本发明提出的一种基于类最远采样的区块链网络传输方法,可至少解决上述技术问题之一。A block chain network transmission method based on the most distant sampling proposed by the present invention can solve at least one of the above technical problems.

为实现上述目的,本发明采用了以下技术方案:To achieve the above object, the present invention adopts the following technical solutions:

一种基于类最远采样的区块链网络传输方法,包括以下步骤:A block chain network transmission method based on the farthest sampling of the class, comprising the following steps:

S1、构建最远采样簇;依照整个区块链网络总规模设定最远采样簇规模N’,即一个采样簇中包含N’个最远采样点,以本地节点P0为起始簇,选取距离本簇集合物理最远距离的节点依次纳入簇集合中,直至簇集合中节点个数达到N’,从而形成节点P0的最远采样簇,不同节点的最远采样簇不同;S1. Build the farthest sampling cluster; set the farthest sampling cluster size N' according to the total scale of the entire blockchain network, that is, a sampling cluster contains N' farthest sampling points, with the local node P 0 as the starting cluster, Select the nodes with the farthest physical distance from the cluster set to be included in the cluster set in turn until the number of nodes in the cluster set reaches N', thus forming the farthest sampling cluster of node P0 , and the farthest sampling clusters of different nodes are different;

S2、节点加入/更新采样簇;当一个新节点Pi加入网络时,根据其邻节点附带IP信息,计算Pi与各邻节点之间的物理距离,选取其中物理距离值最小的节点Pj,向Pj发出加入其最远采样簇的请求;若在之后的通信过程中发现物理距离更小的节点Pk,则申请加入Pk对应的最远采样簇,从而完成采样簇的更新;S2. The node joins/updates the sampling cluster; when a new node P i joins the network, calculate the physical distance between P i and each neighboring node according to the IP information attached to its neighboring nodes, and select the node P j with the smallest physical distance value , send a request to P j to join its farthest sampling cluster; if a node P k with a smaller physical distance is found in the subsequent communication process, apply to join the farthest sampling cluster corresponding to P k , thereby completing the update of the sampling cluster;

S3、更新采样点;在通信过程中,当节点Pm发现了新节点Pn,则计算节点Pn到当前Pm的最远采样集合的距离,若结果大于设定阈值,则将节点Pn更新至Pm的最远采样集合N中,并剔除一个通信质量最差的节点,完成最远采样簇中采样点的更新;S3. Update the sampling point; in the communication process, when the node P m finds a new node P n , then calculate the distance from the node P n to the farthest sampling set of the current P m , if the result is greater than the set threshold, then the node P n is updated to the farthest sampling set N of P m , and a node with the worst communication quality is eliminated to complete the update of the sampling points in the farthest sampling cluster;

S4、数据接收转发;构建并维护一份由最远采样点构成的路由表,并与邻节点路由表相结合,完成数据的接受与转发。S4. Data reception and forwarding; build and maintain a routing table composed of the farthest sampling points, and combine it with the routing table of neighboring nodes to complete data receiving and forwarding.
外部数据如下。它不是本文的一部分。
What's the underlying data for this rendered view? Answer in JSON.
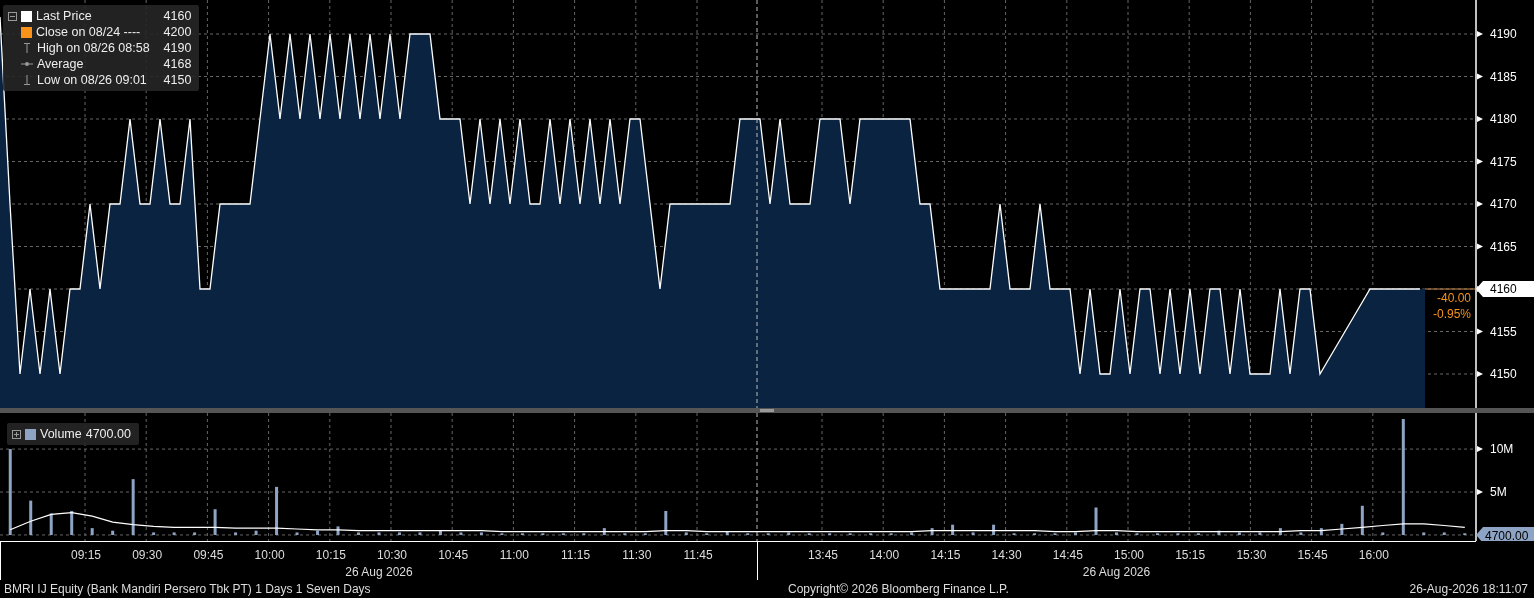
{
  "legend": [
    {
      "kind": "swatch",
      "label": "Last Price",
      "value": "4160",
      "color": "#ffffff"
    },
    {
      "kind": "swatch",
      "label": "Close on 08/24 ----",
      "value": "4200",
      "color": "#f7931a"
    },
    {
      "kind": "high",
      "label": "High on 08/26 08:58",
      "value": "4190"
    },
    {
      "kind": "average",
      "label": "Average",
      "value": "4168"
    },
    {
      "kind": "low",
      "label": "Low on 08/26 09:01",
      "value": "4150"
    }
  ],
  "price_chart": {
    "chart_data": {
      "type": "area",
      "grid": true,
      "ylim": [
        4146,
        4194
      ],
      "yticks": [
        4150,
        4155,
        4160,
        4165,
        4170,
        4175,
        4180,
        4185,
        4190
      ],
      "series": [
        {
          "color": "#ffffff",
          "values": [
            4192,
            4170,
            4150,
            4160,
            4150,
            4160,
            4150,
            4160,
            4160,
            4170,
            4160,
            4170,
            4170,
            4180,
            4170,
            4170,
            4180,
            4170,
            4170,
            4180,
            4160,
            4160,
            4170,
            4170,
            4170,
            4170,
            4180,
            4190,
            4180,
            4190,
            4180,
            4190,
            4180,
            4190,
            4180,
            4190,
            4180,
            4190,
            4180,
            4190,
            4180,
            4190,
            4190,
            4190,
            4180,
            4180,
            4180,
            4170,
            4180,
            4170,
            4180,
            4170,
            4180,
            4170,
            4170,
            4180,
            4170,
            4180,
            4170,
            4180,
            4170,
            4180,
            4170,
            4180,
            4180,
            4170,
            4160,
            4170,
            4170,
            4170,
            4170,
            4170,
            4170,
            4170,
            4180,
            4180,
            4180,
            4170,
            4180,
            4170,
            4170,
            4170,
            4180,
            4180,
            4180,
            4170,
            4180,
            4180,
            4180,
            4180,
            4180,
            4180,
            4170,
            4170,
            4160,
            4160,
            4160,
            4160,
            4160,
            4160,
            4170,
            4160,
            4160,
            4160,
            4170,
            4160,
            4160,
            4160,
            4150,
            4160,
            4150,
            4150,
            4160,
            4150,
            4160,
            4160,
            4150,
            4160,
            4150,
            4160,
            4150,
            4160,
            4160,
            4150,
            4160,
            4150,
            4150,
            4150,
            4160,
            4150,
            4160,
            4160,
            4150,
            4152,
            4154,
            4156,
            4158,
            4160,
            4160,
            4160,
            4160,
            4160,
            4160
          ]
        }
      ]
    },
    "last_price_label": "4160",
    "change": "-40.00",
    "change_pct": "-0.95%"
  },
  "volume_chart": {
    "legend": {
      "label": "Volume",
      "value": "4700.00",
      "color": "#8ea4c4"
    },
    "chart_data": {
      "type": "bar",
      "grid": true,
      "ylim": [
        0,
        14.2
      ],
      "yticks": [
        {
          "value": 5,
          "label": "5M"
        },
        {
          "value": 10,
          "label": "10M"
        }
      ],
      "series": [
        {
          "color": "#8ea4c4",
          "values": [
            10,
            4,
            2.5,
            2.8,
            0.8,
            0.5,
            6.5,
            0.3,
            0.3,
            0.3,
            3,
            0.3,
            0.5,
            5.6,
            0.3,
            0.5,
            1,
            0.3,
            0.3,
            0.3,
            0.3,
            0.5,
            0.3,
            0.3,
            0.2,
            0.2,
            0.2,
            0.2,
            0.2,
            0.8,
            0.2,
            0.2,
            2.8,
            0.3,
            0.2,
            0.4,
            0.2,
            0.2,
            0.3,
            0.2,
            0.2,
            0.2,
            0.2,
            0.2,
            0.3,
            0.8,
            1.2,
            0.3,
            1.2,
            0.2,
            0.2,
            0.2,
            0.3,
            3.2,
            0.3,
            0.2,
            0.2,
            0.2,
            0.2,
            0.5,
            0.3,
            0.3,
            0.8,
            0.3,
            0.8,
            1.3,
            3.4,
            0.3,
            13.5,
            0.3,
            0.3,
            0.2
          ]
        },
        {
          "type": "line",
          "color": "#ffffff",
          "values": [
            0.6,
            1.6,
            2.4,
            2.6,
            2.2,
            1.5,
            1.2,
            1.0,
            0.9,
            0.9,
            0.9,
            0.8,
            0.8,
            0.8,
            0.7,
            0.6,
            0.6,
            0.5,
            0.5,
            0.5,
            0.5,
            0.5,
            0.5,
            0.5,
            0.4,
            0.4,
            0.4,
            0.4,
            0.4,
            0.4,
            0.4,
            0.4,
            0.5,
            0.5,
            0.4,
            0.4,
            0.4,
            0.4,
            0.4,
            0.4,
            0.4,
            0.4,
            0.4,
            0.4,
            0.4,
            0.5,
            0.5,
            0.5,
            0.5,
            0.5,
            0.5,
            0.4,
            0.4,
            0.5,
            0.5,
            0.4,
            0.4,
            0.4,
            0.4,
            0.4,
            0.4,
            0.4,
            0.4,
            0.5,
            0.5,
            0.7,
            0.9,
            1.1,
            1.3,
            1.3,
            1.1,
            0.9
          ]
        }
      ]
    },
    "last_volume_label": "4700.00"
  },
  "x_axis": {
    "sessions": [
      {
        "labels": [
          "09:15",
          "09:30",
          "09:45",
          "10:00",
          "10:15",
          "10:30",
          "10:45",
          "11:00",
          "11:15",
          "11:30",
          "11:45"
        ],
        "date": "26 Aug 2026"
      },
      {
        "labels": [
          "13:45",
          "14:00",
          "14:15",
          "14:30",
          "14:45",
          "15:00",
          "15:15",
          "15:30",
          "15:45",
          "16:00"
        ],
        "date": "26 Aug 2026"
      }
    ]
  },
  "footer": {
    "security": "BMRI IJ Equity (Bank Mandiri Persero Tbk PT) 1 Days 1 Seven Days",
    "copyright": "Copyright© 2026 Bloomberg Finance L.P.",
    "timestamp": "26-Aug-2026 18:11:07"
  }
}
另一方面,本发明还公开一种计算机可读存储介质,存储有计算机程序,所述计算机程序被处理器执行时,使得所述处理器执行如上述方法的步骤。On the other hand, the present invention also discloses a computer-readable storage medium, which stores a computer program, and when the computer program is executed by a processor, the processor executes the steps of the above-mentioned method.
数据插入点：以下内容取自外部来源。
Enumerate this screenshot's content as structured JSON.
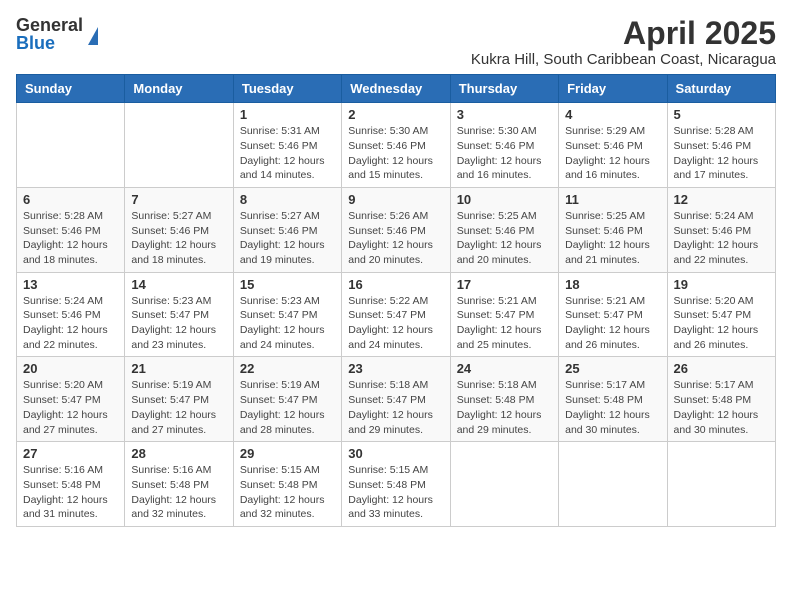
{
  "header": {
    "logo_general": "General",
    "logo_blue": "Blue",
    "title": "April 2025",
    "subtitle": "Kukra Hill, South Caribbean Coast, Nicaragua"
  },
  "days_of_week": [
    "Sunday",
    "Monday",
    "Tuesday",
    "Wednesday",
    "Thursday",
    "Friday",
    "Saturday"
  ],
  "weeks": [
    [
      {
        "day": "",
        "info": ""
      },
      {
        "day": "",
        "info": ""
      },
      {
        "day": "1",
        "info": "Sunrise: 5:31 AM\nSunset: 5:46 PM\nDaylight: 12 hours\nand 14 minutes."
      },
      {
        "day": "2",
        "info": "Sunrise: 5:30 AM\nSunset: 5:46 PM\nDaylight: 12 hours\nand 15 minutes."
      },
      {
        "day": "3",
        "info": "Sunrise: 5:30 AM\nSunset: 5:46 PM\nDaylight: 12 hours\nand 16 minutes."
      },
      {
        "day": "4",
        "info": "Sunrise: 5:29 AM\nSunset: 5:46 PM\nDaylight: 12 hours\nand 16 minutes."
      },
      {
        "day": "5",
        "info": "Sunrise: 5:28 AM\nSunset: 5:46 PM\nDaylight: 12 hours\nand 17 minutes."
      }
    ],
    [
      {
        "day": "6",
        "info": "Sunrise: 5:28 AM\nSunset: 5:46 PM\nDaylight: 12 hours\nand 18 minutes."
      },
      {
        "day": "7",
        "info": "Sunrise: 5:27 AM\nSunset: 5:46 PM\nDaylight: 12 hours\nand 18 minutes."
      },
      {
        "day": "8",
        "info": "Sunrise: 5:27 AM\nSunset: 5:46 PM\nDaylight: 12 hours\nand 19 minutes."
      },
      {
        "day": "9",
        "info": "Sunrise: 5:26 AM\nSunset: 5:46 PM\nDaylight: 12 hours\nand 20 minutes."
      },
      {
        "day": "10",
        "info": "Sunrise: 5:25 AM\nSunset: 5:46 PM\nDaylight: 12 hours\nand 20 minutes."
      },
      {
        "day": "11",
        "info": "Sunrise: 5:25 AM\nSunset: 5:46 PM\nDaylight: 12 hours\nand 21 minutes."
      },
      {
        "day": "12",
        "info": "Sunrise: 5:24 AM\nSunset: 5:46 PM\nDaylight: 12 hours\nand 22 minutes."
      }
    ],
    [
      {
        "day": "13",
        "info": "Sunrise: 5:24 AM\nSunset: 5:46 PM\nDaylight: 12 hours\nand 22 minutes."
      },
      {
        "day": "14",
        "info": "Sunrise: 5:23 AM\nSunset: 5:47 PM\nDaylight: 12 hours\nand 23 minutes."
      },
      {
        "day": "15",
        "info": "Sunrise: 5:23 AM\nSunset: 5:47 PM\nDaylight: 12 hours\nand 24 minutes."
      },
      {
        "day": "16",
        "info": "Sunrise: 5:22 AM\nSunset: 5:47 PM\nDaylight: 12 hours\nand 24 minutes."
      },
      {
        "day": "17",
        "info": "Sunrise: 5:21 AM\nSunset: 5:47 PM\nDaylight: 12 hours\nand 25 minutes."
      },
      {
        "day": "18",
        "info": "Sunrise: 5:21 AM\nSunset: 5:47 PM\nDaylight: 12 hours\nand 26 minutes."
      },
      {
        "day": "19",
        "info": "Sunrise: 5:20 AM\nSunset: 5:47 PM\nDaylight: 12 hours\nand 26 minutes."
      }
    ],
    [
      {
        "day": "20",
        "info": "Sunrise: 5:20 AM\nSunset: 5:47 PM\nDaylight: 12 hours\nand 27 minutes."
      },
      {
        "day": "21",
        "info": "Sunrise: 5:19 AM\nSunset: 5:47 PM\nDaylight: 12 hours\nand 27 minutes."
      },
      {
        "day": "22",
        "info": "Sunrise: 5:19 AM\nSunset: 5:47 PM\nDaylight: 12 hours\nand 28 minutes."
      },
      {
        "day": "23",
        "info": "Sunrise: 5:18 AM\nSunset: 5:47 PM\nDaylight: 12 hours\nand 29 minutes."
      },
      {
        "day": "24",
        "info": "Sunrise: 5:18 AM\nSunset: 5:48 PM\nDaylight: 12 hours\nand 29 minutes."
      },
      {
        "day": "25",
        "info": "Sunrise: 5:17 AM\nSunset: 5:48 PM\nDaylight: 12 hours\nand 30 minutes."
      },
      {
        "day": "26",
        "info": "Sunrise: 5:17 AM\nSunset: 5:48 PM\nDaylight: 12 hours\nand 30 minutes."
      }
    ],
    [
      {
        "day": "27",
        "info": "Sunrise: 5:16 AM\nSunset: 5:48 PM\nDaylight: 12 hours\nand 31 minutes."
      },
      {
        "day": "28",
        "info": "Sunrise: 5:16 AM\nSunset: 5:48 PM\nDaylight: 12 hours\nand 32 minutes."
      },
      {
        "day": "29",
        "info": "Sunrise: 5:15 AM\nSunset: 5:48 PM\nDaylight: 12 hours\nand 32 minutes."
      },
      {
        "day": "30",
        "info": "Sunrise: 5:15 AM\nSunset: 5:48 PM\nDaylight: 12 hours\nand 33 minutes."
      },
      {
        "day": "",
        "info": ""
      },
      {
        "day": "",
        "info": ""
      },
      {
        "day": "",
        "info": ""
      }
    ]
  ]
}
由上述技术方案可知,传统DHT算法衡量节点间的关系主要基于随机链接或虚拟的异或逻辑距离,无法对实际物理世界中的节点关系进行具象化的描述,不能真实反应区块链网络中节点的实际分布状态。本发明设计了一种基于类最远采样的区块链网络传输方法,用节点的地理位置之间的物理距离值描述区块链网络中节点间的关系,并采用类似最远采样的方法设计出一套适用于区块链网络的传输规则,以改善区块链网络中的交易传播延迟,提升网络利用率。It can be seen from the above technical solutions that the traditional DHT algorithm measures the relationship between nodes mainly based on random links or virtual XOR logical distances. It cannot describe the node relationship in the actual physical world in a concrete way, and cannot truly reflect the nodes in the blockchain network. actual distribution status. The present invention designs a block chain network transmission method based on the farthest sampling, uses the physical distance value between the geographical locations of the nodes to describe the relationship between nodes in the block chain network, and adopts a method similar to the farthest sampling method to design A set of transmission rules applicable to the blockchain network is developed to improve the transaction propagation delay in the blockchain network and improve network utilization.

总得来说,在区块链系统的P2P网络中,由于在数据转发时存在着重复传输,因此节点经常会收到多个邻节点转发的数据。在节点间带宽,以及传输的数据量一定的条件下,本方案使用基于类最远采样的传输方式,可以将节点待广播的交易或区块信息快速的散布至网络的边缘,使得交易或区块信息更平均的分布,可提升网络利用率,降低传输冗余度;同时,本方案是根据节点与节点之间的物理距离值来进行采样,可得到网络的拓扑结构及节点实际物理分布情况,相比传统的异或逻辑距离值来说,可以更直观的描绘网络状态。Generally speaking, in the P2P network of the blockchain system, due to the existence of repeated transmission during data forwarding, nodes often receive data forwarded by multiple neighboring nodes. Under the conditions of the inter-node bandwidth and the amount of data to be transmitted, this scheme uses the transmission method based on the most distant sampling, which can quickly spread the transaction or block information to be broadcast by the node to the edge of the network, so that the transaction or block A more even distribution of block information can improve network utilization and reduce transmission redundancy; at the same time, this solution samples according to the physical distance between nodes, and can obtain the topology of the network and the actual physical distribution of nodes , compared with the traditional XOR logical distance value, it can describe the network status more intuitively.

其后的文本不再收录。